Multi-Threading FAQ

Starting with version 5.5, IDL offers a host of built-in multi-threaded algorithms for performance gains on multi-processor systems. These include many of IDL's core operators and mathematical functions, along with many image processing, array manipulation and type conversion routines. This capability allows you to harness additional CPUs to solve large numerical problems faster in IDL and ENVI.

The details of multi-threading may not be familiar to all IDL and ENVI users. Other terms such as multi-processing and distributed processing are sometimes confused with the concept of multi-threading. Further, the performance of multi-threaded programs is statistical and can depend on many factors. Here are answers to frequently-asked-questions regarding the multi-threading implementation in IDL and how it will affect your experience using IDL and ENVI.

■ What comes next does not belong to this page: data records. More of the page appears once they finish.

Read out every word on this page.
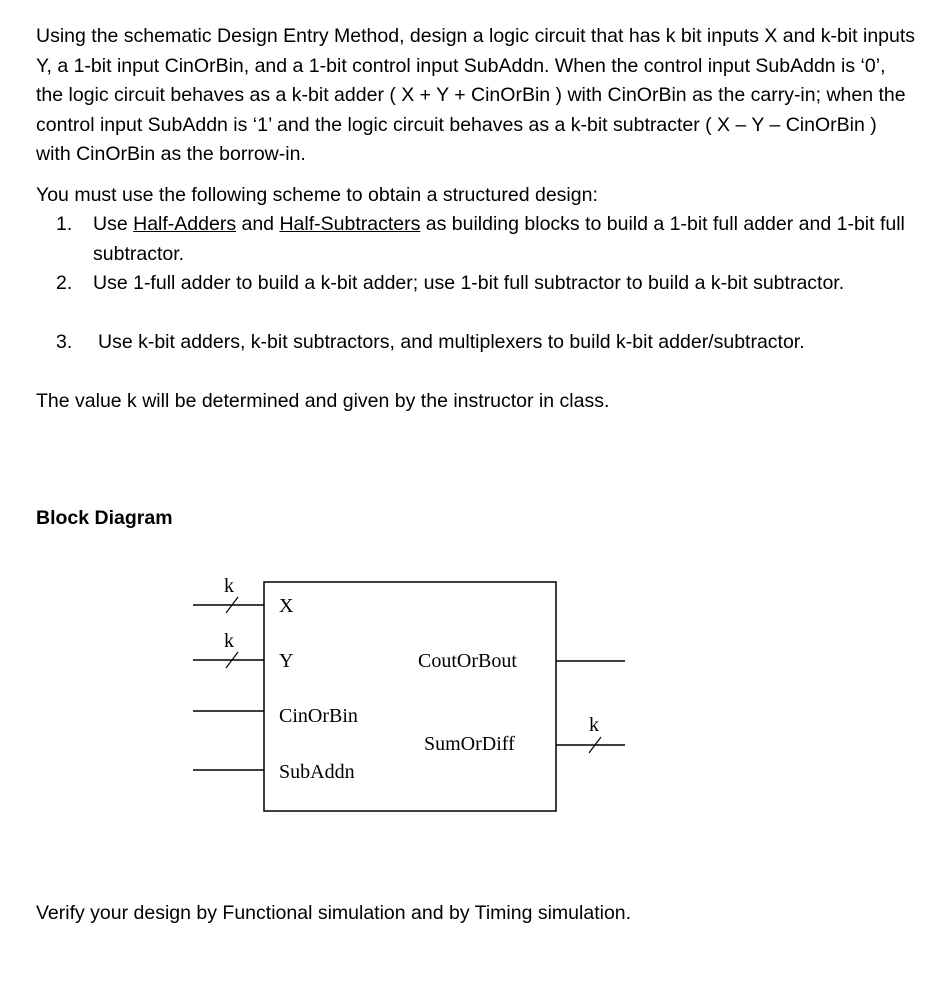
Using the schematic Design Entry Method, design a logic circuit that has k bit inputs X and k-bit inputs Y, a 1-bit input CinOrBin, and a 1-bit control input SubAddn. When the control input SubAddn is ‘0’, the logic circuit behaves as a k-bit adder ( X + Y + CinOrBin ) with CinOrBin as the carry-in; when the control input SubAddn is ‘1’ and the logic circuit behaves as a k-bit subtracter ( X – Y – CinOrBin ) with CinOrBin as the borrow-in.

You must use the following scheme to obtain a structured design:

1. Use Half-Adders and Half-Subtracters as building blocks to build a 1-bit full adder and 1-bit full subtractor.
2. Use 1-full adder to build a k-bit adder; use 1-bit full subtractor to build a k-bit subtractor.
3. Use k-bit adders, k-bit subtractors, and multiplexers to build k-bit adder/subtractor.

The value k will be determined and given by the instructor in class.

Block Diagram

k
k
k
X
Y
CinOrBin
SubAddn
CoutOrBout
SumOrDiff

Verify your design by Functional simulation and by Timing simulation.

What exactly does "multi-threading" mean?
Why was multi-threading introduced in IDL 5.5?
How do I take advantage of multi-threading in my IDL code?
What if I don't have a multi-processor system?
What routines are multi-threaded in IDL?
How does ENVI take advantage of multi-threading?
What kind of performance gains can I expect?
Under what conditions should multi-threading not be used?
What hardware should I buy?
What is planned for future enhancements to the multi-threading capability?
Why not expose threads at the IDL user level?
What about distributed processing with IDL and ENVI?
Where can I find more information on multi-threading?

What exactly does "multi-threading" mean?

Multi-threading is a way to let programs do more than one thing at a time. It is implemented within a single program running on a single system. It involves an operating system allowing programs to split tasks between multiple threads of execution. On a machine with multiple processors, these threads can execute concurrently, potentially speeding up the task significantly.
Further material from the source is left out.